他的嘴角浅浅地弯了弯,依旧好脾气地对她柔声说道,“田睿说你全身湿透了,手脚也都受了伤,还在流血。我想你需要换一身干净衣服和简单包扎一下伤口。”
然后,不等她是否答应,侧头向身旁的田睿吩咐道,“田睿,带她回病房,顺便把医生叫上!”
语气淡如轻风却不容忽视,只听田睿应了声是,便上前扶起了陆思芊。说是扶,倒不如说是提。

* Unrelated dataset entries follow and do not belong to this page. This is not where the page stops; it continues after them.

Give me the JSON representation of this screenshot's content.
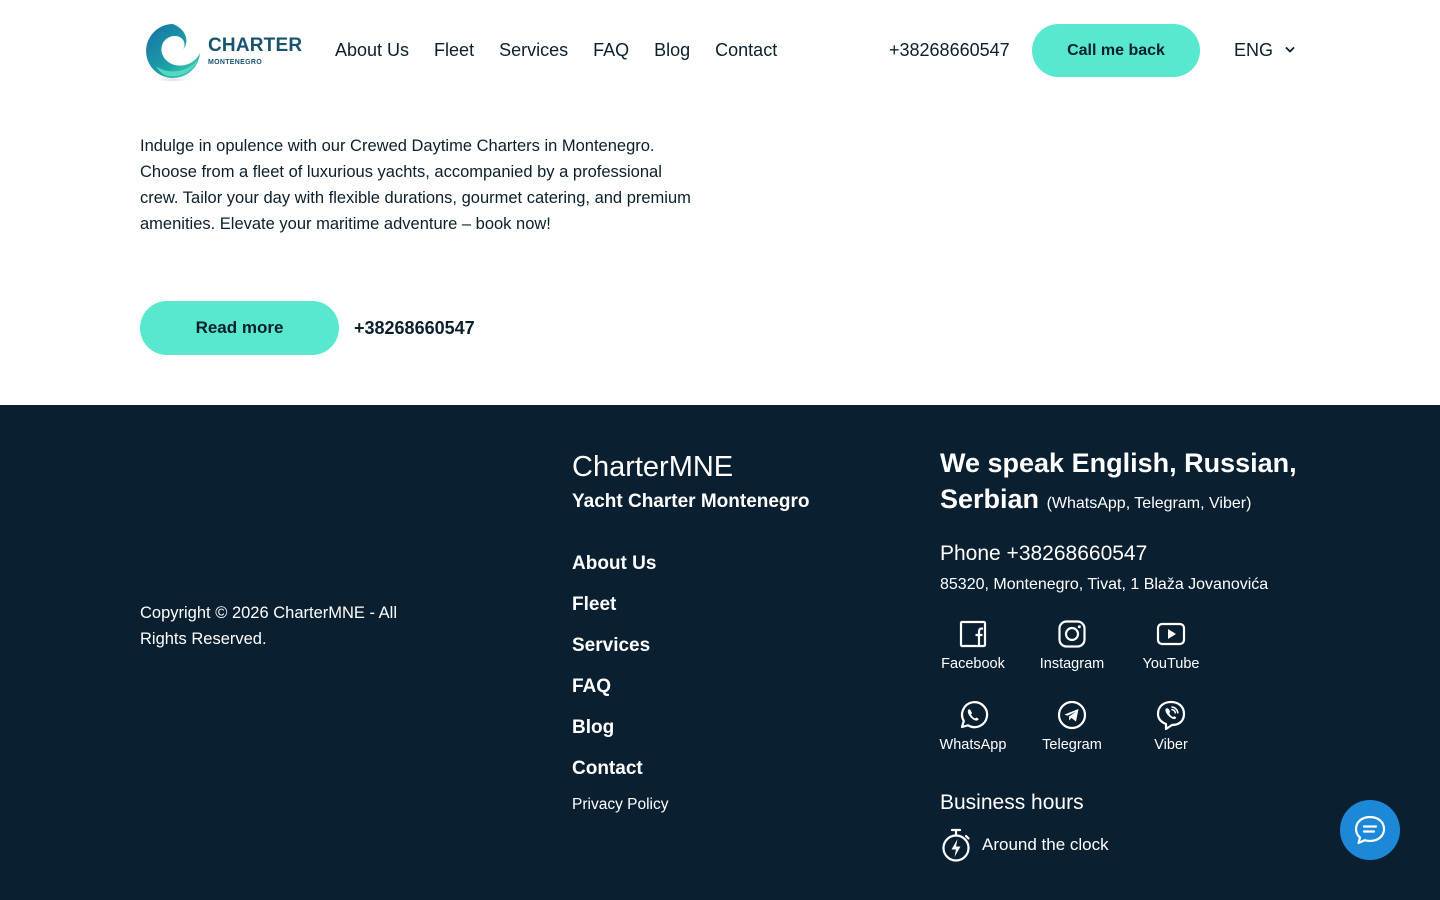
{
  "header": {
    "logo": {
      "title": "CHARTER",
      "subtitle": "MONTENEGRO"
    },
    "nav": [
      "About Us",
      "Fleet",
      "Services",
      "FAQ",
      "Blog",
      "Contact"
    ],
    "phone": "+38268660547",
    "callback_label": "Call me back",
    "language": "ENG"
  },
  "hero": {
    "description": "Indulge in opulence with our Crewed Daytime Charters in Montenegro. Choose from a fleet of luxurious yachts, accompanied by a professional crew. Tailor your day with flexible durations, gourmet catering, and premium amenities. Elevate your maritime adventure – book now!",
    "read_more_label": "Read more",
    "phone": "+38268660547"
  },
  "footer": {
    "copyright": "Copyright © 2026 CharterMNE - All Rights Reserved.",
    "brand_title": "CharterMNE",
    "brand_subtitle": "Yacht Charter Montenegro",
    "nav": [
      "About Us",
      "Fleet",
      "Services",
      "FAQ",
      "Blog",
      "Contact"
    ],
    "privacy": "Privacy Policy",
    "languages_main": "We speak English, Russian, Serbian",
    "languages_note": "(WhatsApp, Telegram, Viber)",
    "phone": "Phone +38268660547",
    "address": "85320, Montenegro, Tivat, 1 Blaža Jovanovića",
    "socials": [
      "Facebook",
      "Instagram",
      "YouTube",
      "WhatsApp",
      "Telegram",
      "Viber"
    ],
    "hours_title": "Business hours",
    "hours_value": "Around the clock"
  },
  "colors": {
    "accent": "#58e8cf",
    "footer_bg": "#0a1f30",
    "brand_text": "#18546d",
    "chat_button": "#1e88d8"
  },
  "icons": {
    "logo": "wave-logo-icon",
    "language": "chevron-down-icon",
    "socials": [
      "facebook-icon",
      "instagram-icon",
      "youtube-icon",
      "whatsapp-icon",
      "telegram-icon",
      "viber-icon"
    ],
    "hours": "stopwatch-icon",
    "chat": "chat-icon"
  }
}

“我不走,我要守着他醒过来!你凭什么拽我?放手,放手……”一边被田睿拽着不得已地跟着走,一边奋力地挣脱他铁钳般的大手,嘴里还不忘大声地嚷嚷着。
虽走没多远,但她却一步三回头。突地,陆思芊眼尖地看到了急救室门框上方,红色的手术灯灭了,众人都围了上去。
激动得抬手狠狠一甩,竟让她成功地从田睿手里抽离,下一秒,已不顾一切地冲进了人群里。
“司秋,司秋……医生,他怎么样了?他不会有事的,对不对?”她左推右搡地挤入人群里,见到白大褂便上前牢抓着其衣袖不放,焦急的神色让人一览无遗。
眼前身着白大褂的人不是别人,正是可以堪称管天齐私人医生的宋汝斌。
从他过份凝重的表情和欲言又止的模样来看,陆思芊只觉心咯噔一下,胸口闷闷的疼,腿一软,整个人已跌坐在地面,空洞的眼神显露着她的悲伤。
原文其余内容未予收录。